Entrevista

"A MP do Bem faz mal"



Sancionada pelo presidente Luiz Inácio Lula da Silva no final do mês passado, a chamada MP do Bem é um engodo. E vai empobrecer ainda mais os municípios brasileiros. A avaliação é do advogado e livre-docente em Direito Tributário Helenilson Pontes.

A MP (Medida Provisória) prevê benefícios fiscais para exportadores, vendedores de imóveis, compradores de microcomputadores, municípios que possuem débitos com a Previdência, produtores de leite, micro e pequenas empresas, entre outros.

Para o tributarista santareno, com escritórios em São Paulo, Belém e muito breve em Santarém, os maiores beneficiados com a MP foram “alguns grupos exportadores do país, empresas que desenvolvem ciência e tecnologia, e produzem computadores e algumas pessoas físicas que pretendem vender imóveis por valor acima do preço de aquisição e não desejam pagar imposto de renda”.

O único benefício para os municípios foi amplia de 60 meses para 240 meses o prazo que as prefeituras tem para parcelar a dívida com o INSS (Instituto Nacional do Seguro Social).


A MP do Bem vai fazer bem para os municípios?

A Medida Provisória do Bem foi anunciada pelo Governo Federal como um grande programa de desoneração tributária. No entanto, ela representa mais uma diminuição nas verbas de que dispõem constitucionalmente os municípios. É uma pena que muitos gestores municipais ainda não perceberam isto. A Constituição Federal garante aos Municípios 22,5% do que a União arrecada a título de imposto de renda e IPI e a MP do Bem contempla uma série de benefícios de imposto de renda, ou seja, o Governo Federal vende para a sociedade a idéia de que está reduzindo a tributação da sociedade, mas no fundo está fazendo continência com chapéu alheio, porque os municípios, sobretudo os mais pobres, também estão pagando a conta da demagogia federal.


Qual o impacto dessas medidas nas finanças municipais?

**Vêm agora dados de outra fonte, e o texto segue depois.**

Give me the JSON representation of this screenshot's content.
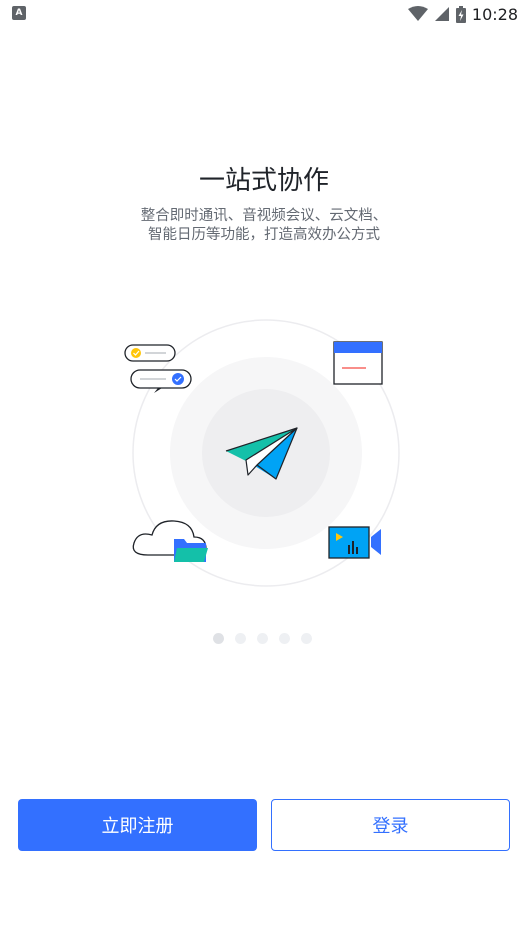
{
  "status_bar": {
    "time": "10:28",
    "left_icon_label": "A",
    "icons": [
      "wifi-icon",
      "cellular-signal-icon",
      "battery-charging-icon"
    ]
  },
  "onboarding": {
    "title": "一站式协作",
    "subtitle_line1": "整合即时通讯、音视频会议、云文档、",
    "subtitle_line2": "智能日历等功能，打造高效办公方式",
    "illustration_icons": [
      "chat-bubbles-icon",
      "calendar-window-icon",
      "paper-plane-icon",
      "cloud-folder-icon",
      "video-camera-icon"
    ],
    "page_indicator": {
      "count": 5,
      "active_index": 0
    }
  },
  "actions": {
    "register_label": "立即注册",
    "login_label": "登录"
  },
  "colors": {
    "primary": "#3370ff",
    "title": "#1f2329",
    "subtitle": "#646a73",
    "teal": "#14c0a9",
    "sky": "#00a3f5"
  }
}
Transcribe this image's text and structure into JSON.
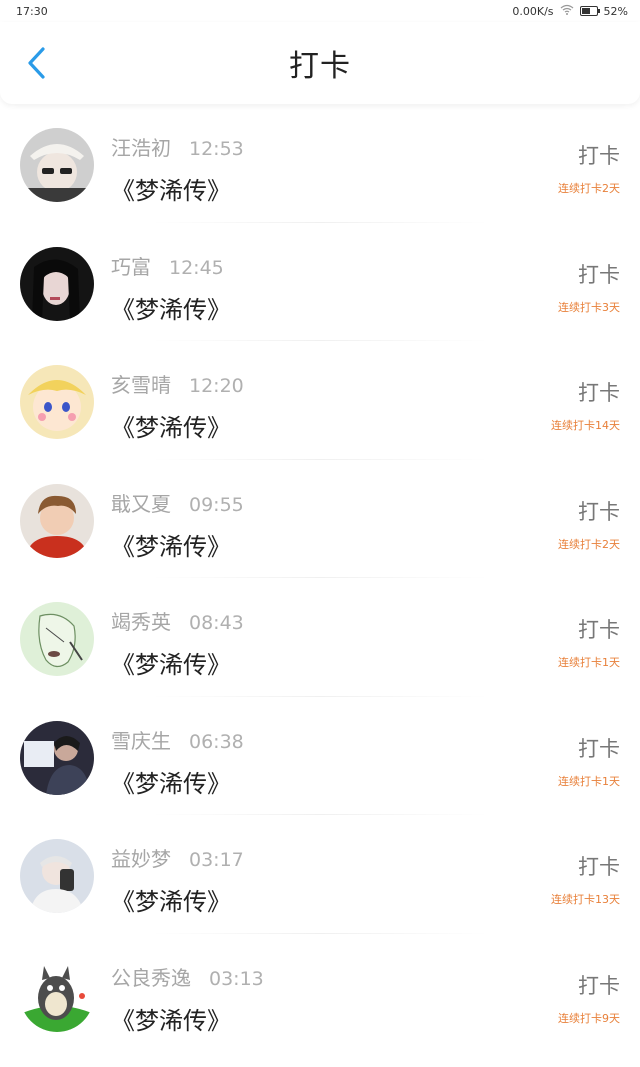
{
  "status": {
    "time": "17:30",
    "speed": "0.00K/s",
    "battery": "52%",
    "battery_level": 0.52,
    "icons": [
      "wifi-icon",
      "battery-icon"
    ]
  },
  "header": {
    "title": "打卡",
    "back_icon": "back-chevron-icon",
    "accent": "#2a9be8"
  },
  "colors": {
    "streak": "#e8803a"
  },
  "items": [
    {
      "name": "汪浩初",
      "time": "12:53",
      "book": "《梦浠传》",
      "action": "打卡",
      "streak": "连续打卡2天"
    },
    {
      "name": "巧富",
      "time": "12:45",
      "book": "《梦浠传》",
      "action": "打卡",
      "streak": "连续打卡3天"
    },
    {
      "name": "亥雪晴",
      "time": "12:20",
      "book": "《梦浠传》",
      "action": "打卡",
      "streak": "连续打卡14天"
    },
    {
      "name": "戢又夏",
      "time": "09:55",
      "book": "《梦浠传》",
      "action": "打卡",
      "streak": "连续打卡2天"
    },
    {
      "name": "竭秀英",
      "time": "08:43",
      "book": "《梦浠传》",
      "action": "打卡",
      "streak": "连续打卡1天"
    },
    {
      "name": "雪庆生",
      "time": "06:38",
      "book": "《梦浠传》",
      "action": "打卡",
      "streak": "连续打卡1天"
    },
    {
      "name": "益妙梦",
      "time": "03:17",
      "book": "《梦浠传》",
      "action": "打卡",
      "streak": "连续打卡13天"
    },
    {
      "name": "公良秀逸",
      "time": "03:13",
      "book": "《梦浠传》",
      "action": "打卡",
      "streak": "连续打卡9天"
    }
  ]
}
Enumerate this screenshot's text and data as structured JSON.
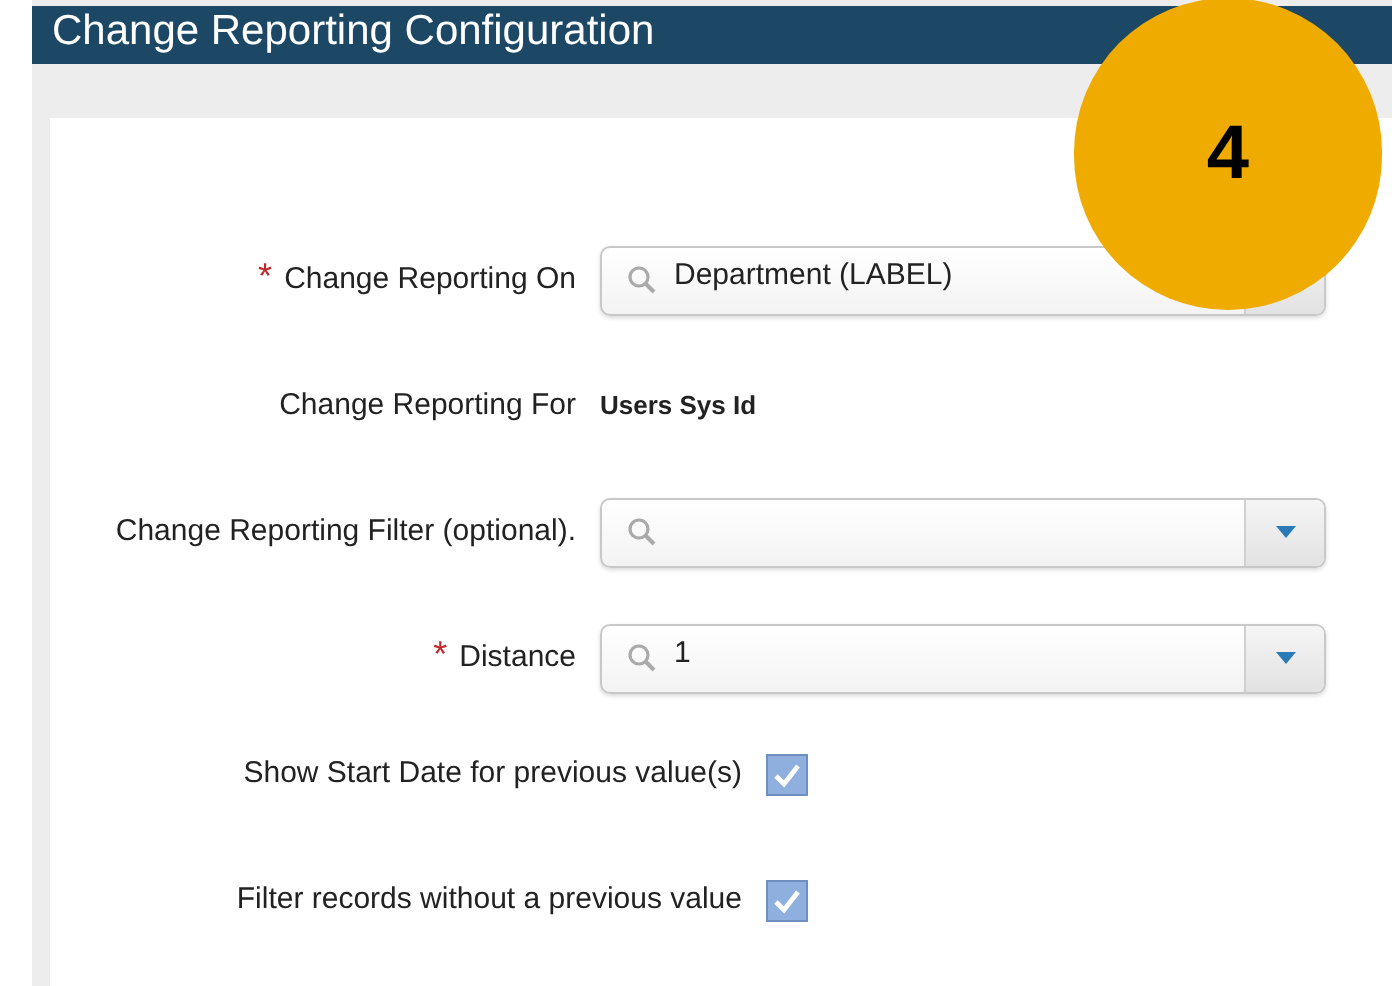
{
  "window": {
    "title": "Change Reporting Configuration"
  },
  "badge": {
    "text": "4"
  },
  "fields": [
    {
      "kind": "lookup",
      "label": "Change Reporting On",
      "required_mark": "*",
      "value": "Department (LABEL)"
    },
    {
      "kind": "readonly",
      "label": "Change Reporting For",
      "value": "Users Sys Id"
    },
    {
      "kind": "lookup",
      "label": "Change Reporting Filter (optional).",
      "caret_shown": true
    },
    {
      "kind": "lookup",
      "label": "Distance",
      "required_mark": "*",
      "value": "1",
      "caret_shown": true
    },
    {
      "kind": "checkbox",
      "label": "Show Start Date for previous value(s)",
      "checked": true
    },
    {
      "kind": "checkbox",
      "label": "Filter records without a previous value",
      "checked": true
    }
  ]
}
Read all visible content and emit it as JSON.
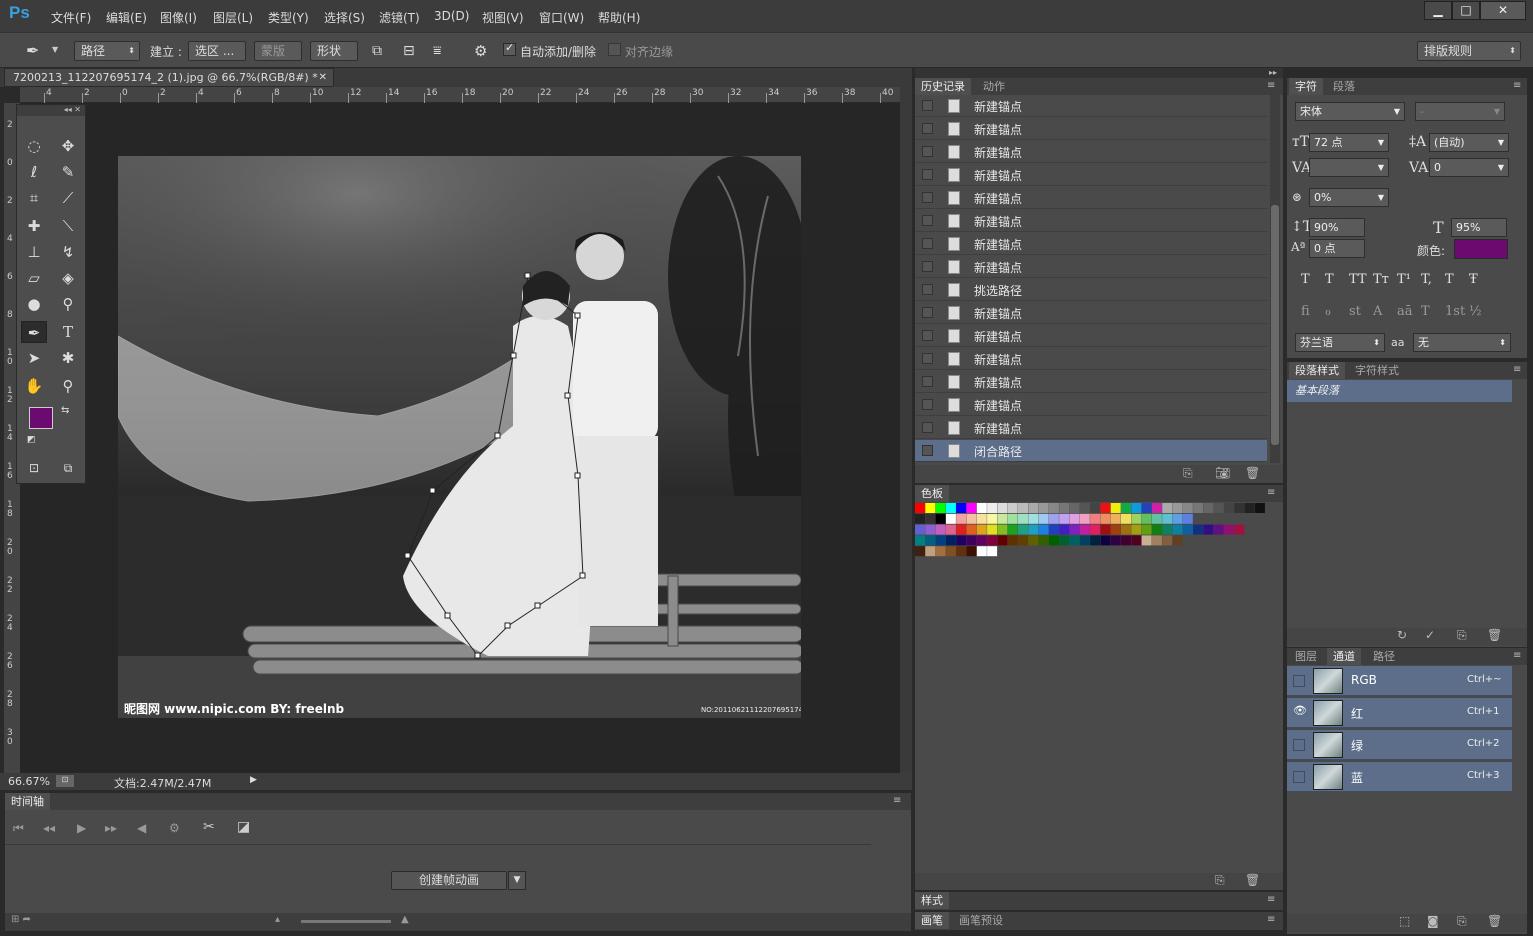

É muito grande. Quanto mais pobre o município, mais dependente é das transferências constitucionais obrigatórias. Toda vez que o governo federal desonera algum setor de tributação de Imposto de Renda ou de IPI, como fez agora através da MP do Bem, diminui naturalmente os valores de que dispõem os municípios para atenderem às necessidades da população. Importante observar ainda que os municípios das regiões norte, nordeste e centro-oeste são ainda mais afetados com esta política federal de desoneração porque a Constituição assegura também a estas regiões, além do Fundo de Participação nos Municípios, mais 3% da arrecadação de Imposto de Renda e IPI destinado à aplicação em programas de financiamento do setor produtivo nestas regiões. Ou seja, nós da Amazônia somos duplamente afetados de forma negativa.


Por que a União age assim?

A União age assim porque simplesmente é mais fácil fazer política reduzindo o montante que tem que distribuir com outros entes federados do que diminuir receita que lhe é exclusiva, como aquela auferida com as contribuições sociais, como PIS, COFINS e CPMF. Veja que apesar de todas as reclamações do setor produtivo, não se vê, por exemplo, qualquer iniciativa federal no sentido de reduzir a CPMF. A razão está na titularidade exclusiva da União sobre a verba arrecadada com este tributo.


Qual o caminho então?

Temos que lutar em duas frentes. Uma primeira no sentido de obter compensações proporcionais para as reduções tributárias que a União promove nos tributos que compõem os Fundos Constitucionais de Participação. A União Federal não pode, através de Medida Provisória, promover verdadeira fraude da ordem constitucional de transferência de recursos do IR e do IPI para os outros entes federados. E de outro lado, perseguir uma participação dos municípios no produto da arrecadação das contribuições, maior fonte de arrecadação de tributos hoje no Brasil, tendo em vista o interesse da União em arrecadar mais esta espécie de tributos porque atualmente não tem a obrigação constitucional de dividi-los com os Estados e Municípios.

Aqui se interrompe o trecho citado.